Eulerian velocities to Lagrangian velocities

[paccali]

Homework Statement

Eulerian velocity: V_{1}=-z_{1}^{2}

V_{1}=\frac{dz_{1}}{dt}

z_{1}(t=0)=x_{1}

This is supposed to become the Lagrangian velocity of:

z_{1}=\frac{x_{1}}{1+tx_{1}}

I don't understand how to take the Eulerian velocity and transform it to Lagrangian.

Homework Equations

The Attempt at a Solution

\frac{dz_{1}}{dt}+z_{1}^{2}=0

After this, I don't know how to take this and move forward.

I've been working the problem for a day, and I still can't get any closer.

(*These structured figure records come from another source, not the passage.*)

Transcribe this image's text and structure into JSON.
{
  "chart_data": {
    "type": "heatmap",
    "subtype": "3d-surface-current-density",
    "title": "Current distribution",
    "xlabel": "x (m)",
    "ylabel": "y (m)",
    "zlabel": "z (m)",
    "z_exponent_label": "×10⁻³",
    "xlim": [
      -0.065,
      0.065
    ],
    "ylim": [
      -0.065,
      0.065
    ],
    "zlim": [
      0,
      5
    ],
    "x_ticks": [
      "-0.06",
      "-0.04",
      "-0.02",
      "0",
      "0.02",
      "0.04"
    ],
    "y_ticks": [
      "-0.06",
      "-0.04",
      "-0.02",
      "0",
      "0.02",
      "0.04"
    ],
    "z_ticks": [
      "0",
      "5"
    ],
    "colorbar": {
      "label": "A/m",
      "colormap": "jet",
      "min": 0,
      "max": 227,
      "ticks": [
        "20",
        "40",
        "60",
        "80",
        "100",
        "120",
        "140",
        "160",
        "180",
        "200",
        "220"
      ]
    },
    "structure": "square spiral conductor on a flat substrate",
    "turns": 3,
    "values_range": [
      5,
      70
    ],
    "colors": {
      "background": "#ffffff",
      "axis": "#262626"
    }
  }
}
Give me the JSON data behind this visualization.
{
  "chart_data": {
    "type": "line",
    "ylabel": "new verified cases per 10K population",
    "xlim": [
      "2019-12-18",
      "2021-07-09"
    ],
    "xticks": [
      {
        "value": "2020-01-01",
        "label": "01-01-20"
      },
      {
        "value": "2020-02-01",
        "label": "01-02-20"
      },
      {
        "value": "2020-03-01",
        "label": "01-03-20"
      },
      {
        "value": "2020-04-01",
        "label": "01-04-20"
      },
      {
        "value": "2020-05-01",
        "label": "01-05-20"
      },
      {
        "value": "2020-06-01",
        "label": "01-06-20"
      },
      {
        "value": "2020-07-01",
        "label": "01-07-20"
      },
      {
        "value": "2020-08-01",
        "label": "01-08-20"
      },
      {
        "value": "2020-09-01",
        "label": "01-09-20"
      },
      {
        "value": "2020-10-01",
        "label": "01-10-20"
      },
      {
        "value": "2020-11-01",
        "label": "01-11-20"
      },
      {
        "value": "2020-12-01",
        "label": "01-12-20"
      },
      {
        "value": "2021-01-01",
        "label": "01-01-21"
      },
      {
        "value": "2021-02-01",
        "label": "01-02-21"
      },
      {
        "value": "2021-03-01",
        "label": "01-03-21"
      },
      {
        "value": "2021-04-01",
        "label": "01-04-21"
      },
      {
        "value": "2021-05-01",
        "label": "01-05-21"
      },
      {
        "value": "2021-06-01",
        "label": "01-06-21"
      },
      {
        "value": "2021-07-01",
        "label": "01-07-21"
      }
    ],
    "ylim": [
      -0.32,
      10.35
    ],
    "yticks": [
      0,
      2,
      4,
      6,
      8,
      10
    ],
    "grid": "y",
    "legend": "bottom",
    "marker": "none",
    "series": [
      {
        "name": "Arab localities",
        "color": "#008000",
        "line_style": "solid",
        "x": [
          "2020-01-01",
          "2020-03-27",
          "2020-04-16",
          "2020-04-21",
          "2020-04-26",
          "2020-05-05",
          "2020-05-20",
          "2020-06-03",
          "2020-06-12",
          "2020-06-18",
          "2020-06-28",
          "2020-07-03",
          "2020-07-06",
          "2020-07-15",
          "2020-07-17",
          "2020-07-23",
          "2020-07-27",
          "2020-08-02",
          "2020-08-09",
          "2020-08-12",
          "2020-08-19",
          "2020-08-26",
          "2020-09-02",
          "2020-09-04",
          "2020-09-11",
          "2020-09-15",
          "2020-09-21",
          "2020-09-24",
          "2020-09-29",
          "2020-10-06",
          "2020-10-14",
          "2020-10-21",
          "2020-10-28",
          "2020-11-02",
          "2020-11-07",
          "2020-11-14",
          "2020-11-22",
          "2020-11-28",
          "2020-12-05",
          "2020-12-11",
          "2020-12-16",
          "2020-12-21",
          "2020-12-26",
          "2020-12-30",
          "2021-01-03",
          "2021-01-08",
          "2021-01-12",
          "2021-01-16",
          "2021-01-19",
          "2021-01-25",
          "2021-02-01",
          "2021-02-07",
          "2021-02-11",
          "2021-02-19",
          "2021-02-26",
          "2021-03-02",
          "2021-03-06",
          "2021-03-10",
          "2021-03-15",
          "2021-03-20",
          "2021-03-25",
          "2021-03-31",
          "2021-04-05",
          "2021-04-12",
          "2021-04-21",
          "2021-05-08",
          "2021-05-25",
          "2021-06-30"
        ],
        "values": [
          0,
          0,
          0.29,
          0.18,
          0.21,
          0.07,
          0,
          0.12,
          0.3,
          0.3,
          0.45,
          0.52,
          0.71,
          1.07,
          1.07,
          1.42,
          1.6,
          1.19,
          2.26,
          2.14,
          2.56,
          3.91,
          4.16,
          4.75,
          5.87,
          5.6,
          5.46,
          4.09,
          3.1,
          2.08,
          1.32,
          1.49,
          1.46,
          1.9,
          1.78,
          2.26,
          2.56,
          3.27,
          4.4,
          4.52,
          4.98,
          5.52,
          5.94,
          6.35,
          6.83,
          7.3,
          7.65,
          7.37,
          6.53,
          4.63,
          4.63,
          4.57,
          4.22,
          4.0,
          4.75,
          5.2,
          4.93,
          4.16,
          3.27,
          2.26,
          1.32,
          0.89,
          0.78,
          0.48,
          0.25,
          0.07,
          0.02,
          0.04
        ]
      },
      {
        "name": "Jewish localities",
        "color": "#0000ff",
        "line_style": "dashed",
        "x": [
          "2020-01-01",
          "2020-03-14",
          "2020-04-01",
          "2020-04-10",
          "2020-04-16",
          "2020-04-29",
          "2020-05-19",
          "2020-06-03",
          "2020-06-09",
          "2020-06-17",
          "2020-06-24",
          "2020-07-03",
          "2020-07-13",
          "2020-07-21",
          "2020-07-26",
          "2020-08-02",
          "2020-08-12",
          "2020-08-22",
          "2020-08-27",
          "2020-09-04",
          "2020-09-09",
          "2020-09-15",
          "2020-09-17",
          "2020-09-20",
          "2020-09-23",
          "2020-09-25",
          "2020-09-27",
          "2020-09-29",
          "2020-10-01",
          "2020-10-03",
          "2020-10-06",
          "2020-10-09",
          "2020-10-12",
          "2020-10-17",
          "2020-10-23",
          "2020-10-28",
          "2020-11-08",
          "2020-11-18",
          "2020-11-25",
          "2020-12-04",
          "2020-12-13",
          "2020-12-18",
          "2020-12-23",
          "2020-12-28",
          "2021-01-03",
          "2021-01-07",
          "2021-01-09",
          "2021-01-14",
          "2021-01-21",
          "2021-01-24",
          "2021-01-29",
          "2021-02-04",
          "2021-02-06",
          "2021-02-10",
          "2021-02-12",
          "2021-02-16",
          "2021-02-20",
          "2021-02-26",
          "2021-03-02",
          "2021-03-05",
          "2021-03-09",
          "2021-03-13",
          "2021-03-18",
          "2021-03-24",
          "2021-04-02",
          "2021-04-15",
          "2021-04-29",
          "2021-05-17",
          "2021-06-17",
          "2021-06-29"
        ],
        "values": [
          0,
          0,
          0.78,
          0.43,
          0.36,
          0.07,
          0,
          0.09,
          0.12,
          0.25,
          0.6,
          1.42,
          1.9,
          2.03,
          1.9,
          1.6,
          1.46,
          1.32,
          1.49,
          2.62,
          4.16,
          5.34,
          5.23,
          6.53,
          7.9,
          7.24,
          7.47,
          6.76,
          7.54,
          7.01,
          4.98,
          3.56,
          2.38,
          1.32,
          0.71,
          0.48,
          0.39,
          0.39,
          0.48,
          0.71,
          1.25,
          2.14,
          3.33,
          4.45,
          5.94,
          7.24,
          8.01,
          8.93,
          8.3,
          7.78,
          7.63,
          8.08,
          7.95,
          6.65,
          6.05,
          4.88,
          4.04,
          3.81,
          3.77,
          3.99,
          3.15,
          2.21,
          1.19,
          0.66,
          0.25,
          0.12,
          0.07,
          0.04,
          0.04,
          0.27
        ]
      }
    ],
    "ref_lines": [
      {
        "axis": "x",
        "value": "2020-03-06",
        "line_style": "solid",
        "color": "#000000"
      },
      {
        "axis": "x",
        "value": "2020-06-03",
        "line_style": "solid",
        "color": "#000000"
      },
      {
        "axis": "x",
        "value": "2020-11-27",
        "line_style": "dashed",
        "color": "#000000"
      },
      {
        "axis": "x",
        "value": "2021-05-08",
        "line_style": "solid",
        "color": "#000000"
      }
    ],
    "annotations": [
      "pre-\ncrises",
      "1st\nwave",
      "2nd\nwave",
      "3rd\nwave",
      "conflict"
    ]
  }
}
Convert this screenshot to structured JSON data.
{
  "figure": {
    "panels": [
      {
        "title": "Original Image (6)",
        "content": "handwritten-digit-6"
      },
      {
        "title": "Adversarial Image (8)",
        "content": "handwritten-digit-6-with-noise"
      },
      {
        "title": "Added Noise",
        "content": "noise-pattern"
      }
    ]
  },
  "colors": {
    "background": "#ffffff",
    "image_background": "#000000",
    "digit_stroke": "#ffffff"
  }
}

I can take Lagrangian and transform it to Eulerian, but I don't know how to do the reverse. TJ Chung's General Continuum Mechanics book is poorly developed for examples and proofs.

 

[fzero]

The Attempt at a Solution

\frac{dz_{1}}{dt}+z_{1}^{2}=0

After this, I don't know how to take this and move forward.

This equation is separable, since it can be rewritten as

-\frac{dz_{1}}{z_{1}^{2}}=dt.

You can integrate both sides and fix the integration constant with

z_{1}(t=0)=x_{1}.

 

[paccali]

Nevermind, I figured out how to solve the problem using my old differential equations textbook. In case someone is curious, here's what I did:

I rearranged the terms so that like terms were on the same side:

\frac{dz_{1}}{dt}=-z_{1}^{2}
\frac{dz_{1}}{-z_{1}^{2}}=dt

I then integrated each side:

\int -\frac{1}{z_{1}^{2}}dz=\int dt
\frac{1}{z_{1}}+C_{1}=t+C_{2}

Since both sides had constants, I dropped one, and I then used the initial condition of z_{1}(t=0)=x_{1} to solve for C

\frac{1}{z_{1}}+C=t
\frac{1}{z_{1}}=t-C
z_{1}=\frac{1}{t-C}
z_{1}(0)=x_{1}=\frac{1}{0-C}
C=-\frac{1}{x_{1}}

I plugged in C above and got this equation for Lagrangian position:

z_{1}=\frac{1}{t+\frac{1}{x_{1}}}=\frac{x_{1}}{1+tx_{1}}

 

[paccali]

I just found what I did wrong, but thanks for the help nonetheless.